On March 14, the Miami Foundation and Achieve Miami announced the launch of Miami Connected, a program geared at bringing free broadband connectivity, digital literacy and career opportunities in technology to more than 100,000 students and their families in Miami-Dade County.
Joining in this critical initiative are Miami-Dade County Public Schools (M-DCPS) Superintendent Alberto M. Carvalho, City of Miami Mayor Francis Suarez, Miami-Dade County Mayor Daniella Levine Cava, and other company officials.
The two companies say the partnership represents a unified effort to make Miami-Dade the most technologically inclusive county in the nation. Currently, more than one in five Miami-Dade County residents are disconnected from the internet.
Ken Griffin, the lead funder of Miami Connected said, “Connectivity is a lifeline to opportunity—it improves outcomes and gives students and their families critical resources they need to succeed. It is inspiring to see the Miami community come together to address this important issue, and I look forward to continued progress in bridging the digital divide.”
Achieve Miami Executive Director Sarah Emmons added, “If a student cannot connect to the internet, or if they don’t yet know how to navigate the virtual environment, they are missing out on the opportunity to accelerate their learning. Through internet access, digital literacy programs, and workforce opportunities, Miami Connected seeks to equalize the playing field so that all students and families can build the digital fluency they need to stay competitive in 21st-century learning and work environments.”
Providing Reliable High-Speed Internet Access to Students
Starting this month, Phase One of Miami Connected will provide two years of free broadband internet service to approximately 22,000 eligible M-DCPS students in four Miami-Dade County neighborhoods. The program begins in Overtown and will extend to Little Haiti, Liberty City and Homestead.

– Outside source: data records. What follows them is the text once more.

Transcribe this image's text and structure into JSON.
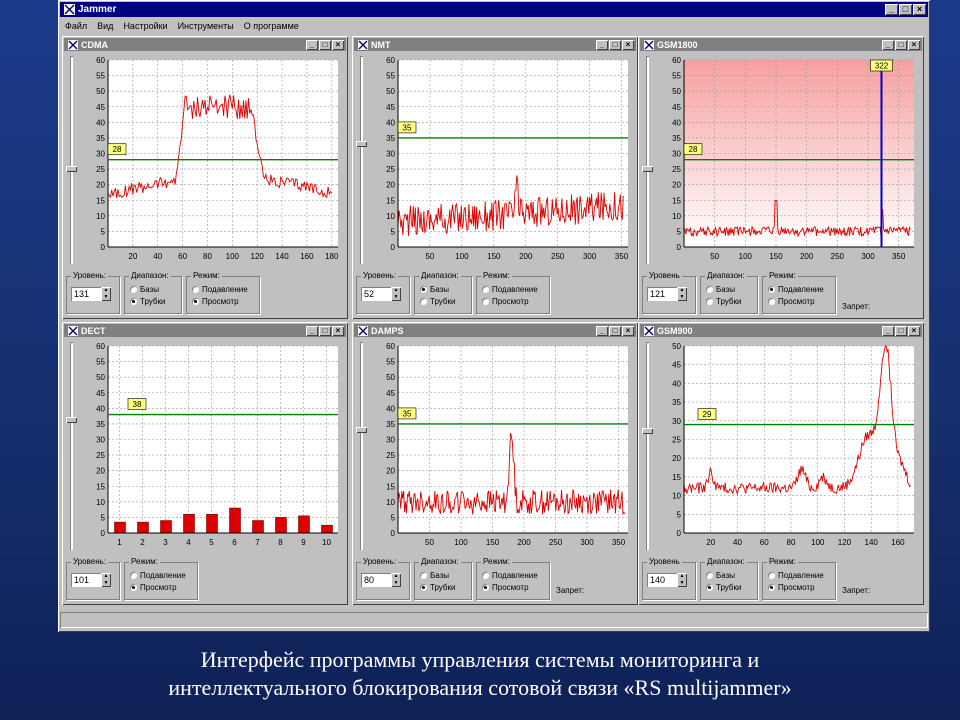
{
  "app": {
    "title": "Jammer"
  },
  "menu": [
    "Файл",
    "Вид",
    "Настройки",
    "Инструменты",
    "О программе"
  ],
  "labels": {
    "level": "Уровень:",
    "level_alt": "Уровень",
    "range": "Диапазон:",
    "mode": "Режим:",
    "bases": "Базы",
    "phones": "Трубки",
    "suppress": "Подавление",
    "view": "Просмотр",
    "ban": "Запрет:"
  },
  "colors": {
    "signal": "#dd0000",
    "threshold": "#008000",
    "alarm_bg": "#f7a0a0",
    "marker": "#0000cc"
  },
  "panels": [
    {
      "id": "cdma",
      "title": "CDMA",
      "level": "131",
      "range_sel": "phones",
      "mode_sel": "view",
      "chart_data": {
        "type": "line",
        "x_ticks": [
          "20",
          "40",
          "60",
          "80",
          "100",
          "120",
          "140",
          "160",
          "180"
        ],
        "y_ticks": [
          "0",
          "5",
          "10",
          "15",
          "20",
          "25",
          "30",
          "35",
          "40",
          "45",
          "50",
          "55",
          "60"
        ],
        "ylim": [
          0,
          60
        ],
        "xlim": [
          0,
          185
        ],
        "threshold": 28,
        "threshold_label": "28"
      }
    },
    {
      "id": "nmt",
      "title": "NMT",
      "level": "52",
      "range_sel": "bases",
      "mode_sel": "none",
      "chart_data": {
        "type": "line",
        "x_ticks": [
          "50",
          "100",
          "150",
          "200",
          "250",
          "300",
          "350"
        ],
        "y_ticks": [
          "0",
          "5",
          "10",
          "15",
          "20",
          "25",
          "30",
          "35",
          "40",
          "45",
          "50",
          "55",
          "60"
        ],
        "ylim": [
          0,
          60
        ],
        "xlim": [
          0,
          360
        ],
        "threshold": 35,
        "threshold_label": "35"
      }
    },
    {
      "id": "gsm1800",
      "title": "GSM1800",
      "level": "121",
      "range_sel": "none",
      "mode_sel": "suppress",
      "chart_data": {
        "type": "line",
        "x_ticks": [
          "50",
          "100",
          "150",
          "200",
          "250",
          "300",
          "350"
        ],
        "y_ticks": [
          "0",
          "5",
          "10",
          "15",
          "20",
          "25",
          "30",
          "35",
          "40",
          "45",
          "50",
          "55",
          "60"
        ],
        "ylim": [
          0,
          60
        ],
        "xlim": [
          0,
          375
        ],
        "threshold": 28,
        "threshold_label": "28",
        "marker_x": 322,
        "marker_label": "322"
      }
    },
    {
      "id": "dect",
      "title": "DECT",
      "level": "101",
      "mode_sel": "view",
      "chart_data": {
        "type": "bar",
        "categories": [
          "1",
          "2",
          "3",
          "4",
          "5",
          "6",
          "7",
          "8",
          "9",
          "10"
        ],
        "values": [
          3.5,
          3.5,
          4,
          6,
          6,
          8,
          4,
          5,
          5.5,
          2.5
        ],
        "y_ticks": [
          "0",
          "5",
          "10",
          "15",
          "20",
          "25",
          "30",
          "35",
          "40",
          "45",
          "50",
          "55",
          "60"
        ],
        "ylim": [
          0,
          60
        ],
        "threshold": 38,
        "threshold_label": "38"
      }
    },
    {
      "id": "damps",
      "title": "DAMPS",
      "level": "80",
      "range_sel": "phones",
      "mode_sel": "view",
      "chart_data": {
        "type": "line",
        "x_ticks": [
          "50",
          "100",
          "150",
          "200",
          "250",
          "300",
          "350"
        ],
        "y_ticks": [
          "0",
          "5",
          "10",
          "15",
          "20",
          "25",
          "30",
          "35",
          "40",
          "45",
          "50",
          "55",
          "60"
        ],
        "ylim": [
          0,
          60
        ],
        "xlim": [
          0,
          365
        ],
        "threshold": 35,
        "threshold_label": "35"
      }
    },
    {
      "id": "gsm900",
      "title": "GSM900",
      "level": "140",
      "range_sel": "phones",
      "mode_sel": "view",
      "chart_data": {
        "type": "line",
        "x_ticks": [
          "20",
          "40",
          "60",
          "80",
          "100",
          "120",
          "140",
          "160"
        ],
        "y_ticks": [
          "0",
          "5",
          "10",
          "15",
          "20",
          "25",
          "30",
          "35",
          "40",
          "45",
          "50"
        ],
        "ylim": [
          0,
          50
        ],
        "xlim": [
          0,
          172
        ],
        "threshold": 29,
        "threshold_label": "29"
      }
    }
  ],
  "caption": {
    "line1": "Интерфейс программы управления системы мониторинга и",
    "line2": "интеллектуального блокирования сотовой связи «RS multijammer»"
  }
}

Phase Two will expand coverage on a school-by-school basis to serve all under-resourced communities in the county where home internet access is severely limited or does not exist.
“One year after we were forced to temporarily shut down the physical schoolhouse, it is evident that this pandemic has negatively impacted under-resourced neighborhoods much more than others in our community,” said Superintendent of Schools Alberto M. Carvalho.
“With 52 percent of M-DCPS students engaging in online learning and the remaining 48 percent in the classroom still heavily relying on consistent broadband access to achieve educational success, high-quality home internet has become a necessity for our region’s young learners.”
Greater Miami’s Vision for Digital Access
In addition to providing internet service, Miami Connected will teach students and their families the skills necessary to use their devices and become digitally literate. This aspect of the program will be achieved through a community advisory group that will execute grant programs.
“In order to be the most technologically inclusive city in the nation, we must ensure that all children and families have access to the internet and digital literacy tools,” said Rebecca Fishman Lipsey, president and CEO of The Miami Foundation. “This bold collaboration is a massive step in that direction.”
Miami Connected will also invest in career pathways that increase diversity and inclusivity in the technology sector.
The effort will issue startup grants to help innovators develop new technologies aimed at solving disparity issues in disenfranchised communities. The final phase of the project will identify long-term, cost-effective strategies to maintain broadband internet for all students in need in Miami-Dade.